If ever a set of facts demanded reconsideration of this Court’s interpretation of section eleven, the case at bar presents them.
[W]hen a defendant is placed on trial by the state for criminal conduct he is entitled to be present and to assist his counsel at hearings to determine the competency of witnesses against him.
Commonwealth v. Stincer, 712 S.W.2d at 941. Appellant Turner was in a particularly advantageous position to assist his attorney in asking questions that would have resulted in a more reliable competency determination. Appellant was the alleged victim’s father. He knew her background and could have advised his attorney of inaccuracies or untruths in the witness’s answers on which to follow-up.
In addition to being excluded from the hearing, appellant was further prejudiced by surrounding circumstances. He and the victim’s mother had divorced; custody was granted to the mother. The evidence revealed significant post-divorce discord. For example, appellant’s ex-wife admitted on cross-examination that during and subsequent to the divorce she brought three unsubstantiated allegations of sexual and physical abuse. (The divorce judge refused to restrict appellant’s visitation on the basis of the claims.) Yet, the mother was permitted to attend the competency hearing, while appellant, the father, was not. The underlying domestic dispute should have aroused sufficient suspicion of coaching the victim to have compelled the trial court to exclude the mother as well as appellant, if either was to be excluded. A preferable alternative would have been to conduct the competency-to-téstify proceeding in open court and before the jury.
The case at bar presents this Court with the opportunity to correct the misleading conclusions drawn in See. If the eleventh amendment to the Kentucky Constitution does not demand that a defendant be permitted to attend competency hearings in all cases; and I would hold that it does unless a defendant waives the right by threatening or other inappropriate behavior; then it at least requires that appellant Turner should have been permitted to attend, given the facts of this case. These facts further support mandating an open court hearing.

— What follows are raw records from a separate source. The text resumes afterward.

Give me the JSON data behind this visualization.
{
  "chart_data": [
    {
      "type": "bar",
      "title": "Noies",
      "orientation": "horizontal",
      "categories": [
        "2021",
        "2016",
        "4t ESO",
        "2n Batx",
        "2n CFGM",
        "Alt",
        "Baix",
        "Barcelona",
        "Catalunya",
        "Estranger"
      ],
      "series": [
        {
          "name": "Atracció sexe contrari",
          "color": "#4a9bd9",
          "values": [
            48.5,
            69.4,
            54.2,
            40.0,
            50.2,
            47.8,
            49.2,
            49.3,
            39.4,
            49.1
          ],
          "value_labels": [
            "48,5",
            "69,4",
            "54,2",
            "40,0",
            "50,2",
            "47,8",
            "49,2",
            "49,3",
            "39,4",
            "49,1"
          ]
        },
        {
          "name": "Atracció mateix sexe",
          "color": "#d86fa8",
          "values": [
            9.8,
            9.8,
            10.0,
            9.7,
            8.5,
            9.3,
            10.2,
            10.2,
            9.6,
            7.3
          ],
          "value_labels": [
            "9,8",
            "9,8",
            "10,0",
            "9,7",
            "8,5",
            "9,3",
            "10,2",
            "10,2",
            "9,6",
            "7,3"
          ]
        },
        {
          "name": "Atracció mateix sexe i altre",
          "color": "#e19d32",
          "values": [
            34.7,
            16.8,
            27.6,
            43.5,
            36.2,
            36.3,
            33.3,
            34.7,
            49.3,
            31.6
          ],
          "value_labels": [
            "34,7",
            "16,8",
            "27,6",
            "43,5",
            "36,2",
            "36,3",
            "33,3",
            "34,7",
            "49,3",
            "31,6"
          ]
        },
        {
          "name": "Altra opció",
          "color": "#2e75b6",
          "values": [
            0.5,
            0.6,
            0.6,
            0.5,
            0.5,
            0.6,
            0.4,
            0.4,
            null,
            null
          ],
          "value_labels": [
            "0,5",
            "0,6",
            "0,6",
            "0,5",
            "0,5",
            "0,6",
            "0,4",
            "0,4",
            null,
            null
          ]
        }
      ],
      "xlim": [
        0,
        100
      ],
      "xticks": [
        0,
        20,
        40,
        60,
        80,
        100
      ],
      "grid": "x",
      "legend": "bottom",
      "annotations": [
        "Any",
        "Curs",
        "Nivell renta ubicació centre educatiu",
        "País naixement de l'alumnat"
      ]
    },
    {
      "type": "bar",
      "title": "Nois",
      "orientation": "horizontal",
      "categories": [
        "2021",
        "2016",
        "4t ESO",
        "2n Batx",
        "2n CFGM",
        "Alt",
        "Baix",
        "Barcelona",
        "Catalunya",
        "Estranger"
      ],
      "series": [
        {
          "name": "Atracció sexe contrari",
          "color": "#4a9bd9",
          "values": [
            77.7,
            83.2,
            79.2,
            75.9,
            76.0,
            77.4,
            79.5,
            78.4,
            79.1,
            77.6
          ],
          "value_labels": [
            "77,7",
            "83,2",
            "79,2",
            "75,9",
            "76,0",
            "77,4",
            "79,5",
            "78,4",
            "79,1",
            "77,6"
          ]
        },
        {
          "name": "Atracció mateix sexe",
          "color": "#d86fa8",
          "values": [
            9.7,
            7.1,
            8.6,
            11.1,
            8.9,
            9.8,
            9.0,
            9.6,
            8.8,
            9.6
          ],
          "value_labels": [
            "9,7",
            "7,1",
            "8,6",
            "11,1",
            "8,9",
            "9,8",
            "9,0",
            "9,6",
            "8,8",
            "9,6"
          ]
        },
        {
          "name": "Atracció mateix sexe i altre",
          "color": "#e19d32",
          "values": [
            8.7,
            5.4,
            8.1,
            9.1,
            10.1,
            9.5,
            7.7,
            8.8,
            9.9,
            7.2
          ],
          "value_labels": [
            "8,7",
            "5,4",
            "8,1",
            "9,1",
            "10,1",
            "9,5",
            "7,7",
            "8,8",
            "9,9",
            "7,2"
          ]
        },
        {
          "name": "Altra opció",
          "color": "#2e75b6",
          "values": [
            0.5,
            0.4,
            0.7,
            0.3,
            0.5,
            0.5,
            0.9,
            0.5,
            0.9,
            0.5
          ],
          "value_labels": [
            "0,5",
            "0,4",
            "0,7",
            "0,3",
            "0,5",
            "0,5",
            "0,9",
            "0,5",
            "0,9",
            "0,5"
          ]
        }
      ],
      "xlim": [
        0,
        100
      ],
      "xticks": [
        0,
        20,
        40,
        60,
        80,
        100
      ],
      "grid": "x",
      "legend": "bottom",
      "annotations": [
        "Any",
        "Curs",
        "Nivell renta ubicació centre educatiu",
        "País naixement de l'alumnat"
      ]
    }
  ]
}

If the hearing to determine whether the child is a competent witness is held in open court in the presence of a jury, it will (1) assist the jury in evaluating the child’s truthfulness and (2) avoid the potential for intimidation that results from the intimacy inherent in an in-chambers procedure.
See, 746 S.W.2d at 404 (Stephens, C.J., dissenting) (emphasis in original).
When a defendant is on trial for a serious criminal offense, and4 faces a lengthy jail term as a possible penalty, as in all criminal prosecutions, he or she had the right to be present and to assist counsel at hearings to determine the competence of witnesses against him. Because the majority refuses to recognize this right, I must dissent from that part of the opinion denying error in the conduct of the competency hearing.
LEIBSON, J., joins in this concurring in part and dissenting in part opinion.